El subconsumo es una teoría económica que postula que las recesiones y el estancamiento económico surgen de una demanda de consumo insuficiente en relación con la cantidad producida. En otras palabras, existe un problema de sobreproducción y sobreinversión durante una crisis de demanda. Esta teoría sentó las bases para el desarrollo de la economía keynesiana y la teoría de la demanda agregada después de la década de 1930.

La teoría del subconsumo se refiere específicamente a los economistas heterodoxos británicos del siglo XIX, en particular a partir de 1815, que impulsaron la teoría del subconsumo y rechazaron la economía clásica en su forma ricardiana . Estos economistas no conformaron una escuela unificada, y sus teorías fueron rechazadas por la corriente económica dominante de la época.

El subconsumo es un concepto antiguo en economía que se remonta al texto mercantilista francés de 1598 Les Trésors et richesses pour mettre l'Estat en splendeur ( Los tesoros y riquezas para poner al Estado en esplendor ) de Barthélemy de Laffemas , si no antes. [ 1 ] El concepto de subconsumo se había utilizado repetidamente como parte de la crítica a la ley de Say hasta que la teoría del subconsumo fue reemplazada en gran medida por la economía keynesiana, que apunta a una explicación más completa del fracaso de la demanda agregada para alcanzar la producción potencial , es decir, el nivel de producción correspondiente al pleno empleo .
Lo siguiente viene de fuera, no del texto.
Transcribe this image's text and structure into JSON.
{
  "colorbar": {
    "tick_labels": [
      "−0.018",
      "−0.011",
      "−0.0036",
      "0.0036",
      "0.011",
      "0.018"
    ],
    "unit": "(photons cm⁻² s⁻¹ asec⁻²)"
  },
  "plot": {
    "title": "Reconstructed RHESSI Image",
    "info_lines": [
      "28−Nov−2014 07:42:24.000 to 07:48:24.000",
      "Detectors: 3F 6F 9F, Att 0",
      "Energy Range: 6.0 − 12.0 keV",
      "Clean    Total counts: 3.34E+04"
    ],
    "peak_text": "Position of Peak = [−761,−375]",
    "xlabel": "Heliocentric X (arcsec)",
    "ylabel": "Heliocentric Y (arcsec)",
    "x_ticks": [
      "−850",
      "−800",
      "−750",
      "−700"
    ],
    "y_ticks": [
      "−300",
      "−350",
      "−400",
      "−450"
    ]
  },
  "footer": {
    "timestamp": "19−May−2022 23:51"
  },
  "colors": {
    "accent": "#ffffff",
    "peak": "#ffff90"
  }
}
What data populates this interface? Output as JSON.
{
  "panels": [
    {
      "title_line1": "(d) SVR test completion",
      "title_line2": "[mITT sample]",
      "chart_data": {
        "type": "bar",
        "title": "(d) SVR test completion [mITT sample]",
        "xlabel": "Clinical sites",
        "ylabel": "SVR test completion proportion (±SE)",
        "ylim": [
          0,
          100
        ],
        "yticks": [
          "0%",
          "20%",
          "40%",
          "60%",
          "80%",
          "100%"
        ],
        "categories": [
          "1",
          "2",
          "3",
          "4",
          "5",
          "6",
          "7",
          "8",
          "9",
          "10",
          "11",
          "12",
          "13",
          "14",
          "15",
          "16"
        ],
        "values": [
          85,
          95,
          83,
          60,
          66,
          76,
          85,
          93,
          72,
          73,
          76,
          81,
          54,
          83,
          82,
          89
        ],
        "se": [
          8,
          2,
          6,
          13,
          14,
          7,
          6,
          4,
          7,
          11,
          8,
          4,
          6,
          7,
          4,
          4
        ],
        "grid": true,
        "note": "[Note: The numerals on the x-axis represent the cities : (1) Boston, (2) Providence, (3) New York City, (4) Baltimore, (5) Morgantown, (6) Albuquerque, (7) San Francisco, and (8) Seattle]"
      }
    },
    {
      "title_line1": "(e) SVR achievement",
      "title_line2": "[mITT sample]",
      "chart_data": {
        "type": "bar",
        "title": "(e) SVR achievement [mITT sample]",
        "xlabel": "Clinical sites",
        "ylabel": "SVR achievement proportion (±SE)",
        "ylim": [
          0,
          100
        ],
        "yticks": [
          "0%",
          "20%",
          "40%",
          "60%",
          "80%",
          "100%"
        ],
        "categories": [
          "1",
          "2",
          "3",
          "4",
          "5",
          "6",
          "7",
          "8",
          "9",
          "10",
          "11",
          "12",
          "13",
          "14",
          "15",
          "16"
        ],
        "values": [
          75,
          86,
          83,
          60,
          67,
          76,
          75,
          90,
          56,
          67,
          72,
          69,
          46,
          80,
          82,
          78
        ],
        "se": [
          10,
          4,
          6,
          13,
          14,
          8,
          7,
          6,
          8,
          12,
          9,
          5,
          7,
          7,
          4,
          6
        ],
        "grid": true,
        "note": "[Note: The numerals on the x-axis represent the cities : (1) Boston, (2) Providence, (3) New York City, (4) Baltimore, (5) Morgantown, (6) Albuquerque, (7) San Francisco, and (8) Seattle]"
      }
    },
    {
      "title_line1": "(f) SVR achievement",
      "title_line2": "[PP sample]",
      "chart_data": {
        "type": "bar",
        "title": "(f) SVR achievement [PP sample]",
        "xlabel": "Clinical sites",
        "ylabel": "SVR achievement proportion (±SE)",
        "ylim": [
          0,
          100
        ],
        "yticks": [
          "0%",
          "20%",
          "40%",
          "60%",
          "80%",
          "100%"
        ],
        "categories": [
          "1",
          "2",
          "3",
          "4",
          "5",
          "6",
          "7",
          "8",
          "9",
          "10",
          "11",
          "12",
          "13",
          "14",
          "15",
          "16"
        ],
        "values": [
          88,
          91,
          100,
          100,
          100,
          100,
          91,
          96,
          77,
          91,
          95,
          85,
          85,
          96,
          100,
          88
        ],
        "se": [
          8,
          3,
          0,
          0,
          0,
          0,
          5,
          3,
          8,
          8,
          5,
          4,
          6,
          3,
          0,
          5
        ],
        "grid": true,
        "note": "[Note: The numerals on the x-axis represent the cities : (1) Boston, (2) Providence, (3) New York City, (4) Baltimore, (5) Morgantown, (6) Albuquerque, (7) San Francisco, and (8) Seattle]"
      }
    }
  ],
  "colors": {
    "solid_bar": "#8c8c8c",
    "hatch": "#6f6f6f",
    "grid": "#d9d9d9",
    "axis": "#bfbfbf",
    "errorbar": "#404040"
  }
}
Una de las primeras teorías sobre el subconsumo sostiene que, dado que a los trabajadores se les paga un salario inferior a lo que producen, no pueden recomprar la misma cantidad de bienes y servicios que producen. Por lo tanto, siempre habrá una demanda insuficiente del producto.

Teoría

En su libro Teorías del subconsumo, publicado en 1976, Michael Bleaney definió dos elementos principales de la teoría clásica (prekeynesiana) del subconsumo. Primero, la única causa de las recesiones, el estancamiento y otros fallos de la demanda agregada era la insuficiente demanda de los consumidores. Segundo, una economía capitalista tiende a un estado de depresión persistente debido a esto. Por lo tanto, el subconsumo no se considera tanto parte de los ciclos económicos como (quizás) del entorno económico general en el que se produce. Compárese con la tendencia de la tasa de ganancia a la baja , que comparte la creencia de que el estancamiento es el estado natural (estable), pero que por lo demás es distinta y se opone críticamente a la teoría del subconsumo.

Keynesiano

La economía keynesiana moderna ha superado en gran medida las teorías del subconsumo. La caída de la demanda de los consumidores no tiene por qué provocar una recesión, ya que otros componentes de la demanda agregada pueden aumentar para contrarrestar este efecto. Estos otros elementos son la inversión fija privada en fábricas, maquinaria y vivienda, las compras gubernamentales de bienes y servicios, y las exportaciones (netas de importaciones). Además, pocos economistas creen que el estancamiento persistente sea el estado normal al que tiende una economía capitalista. Sin embargo, en la economía keynesiana, es posible que la caída del consumo (por ejemplo, debido a salarios reales bajos y decrecientes) pueda provocar una recesión o un estancamiento más profundo.

marxista

Con frecuencia se argumenta que la postura de Marx respecto al subconsumo es ambivalente. Por un lado, escribió que «la causa última de todas las crisis reales siempre es la pobreza y el consumo restringido de las masas en comparación con la tendencia de la producción capitalista a desarrollar las fuerzas productivas de tal manera que solo el poder absoluto de consumo de toda la sociedad sea su límite». [ 2 ]

Sin embargo, en el volumen II de El Capital , ofrece la siguiente crítica a la teoría del subconsumismo: «Es una mera redundancia decir que las crisis se producen por la falta de consumo remunerado o de consumidores que pagan. El sistema capitalista solo reconoce a los consumidores que pagan, con la excepción de aquellos que reciben asistencia social o los "libertinos"». Cuando las mercancías no se pueden vender, simplemente significa que no hay compradores ni consumidores para ellas. Cuando la gente intenta darle a esta redundancia una apariencia de significado más profundo diciendo que la clase trabajadora no recibe suficiente de su propio producto y que el mal se disiparía inmediatamente si recibiera una mayor parte, es decir, si se aumentaran sus salarios, lo único que se puede decir es que las crisis invariablemente están precedidas por períodos en los que los salarios en general aumentan y la clase trabajadora recibe una parte relativamente mayor del producto anual destinado al consumo. Desde el punto de vista de estos valientes defensores del "sentido común", tales períodos deberían evitar la llegada de las crisis. Parecería, por lo tanto, que la producción capitalista incluye condiciones que son independientes de la buena o mala voluntad. . ." [ 3 ] Marx argumentó que la fuente primaria de la crisis capitalista no se encontraba en el ámbito del consumo, sino en la producción. En general, como ha argumentado Anwar Shaikh , la producción crea la base del consumo, porque pone el poder adquisitivo en manos de los trabajadores y otros capitalistas. Para producir cualquier cosa, el capitalista individual necesita comprar máquinas (bienes de capital) y emplear trabajadores.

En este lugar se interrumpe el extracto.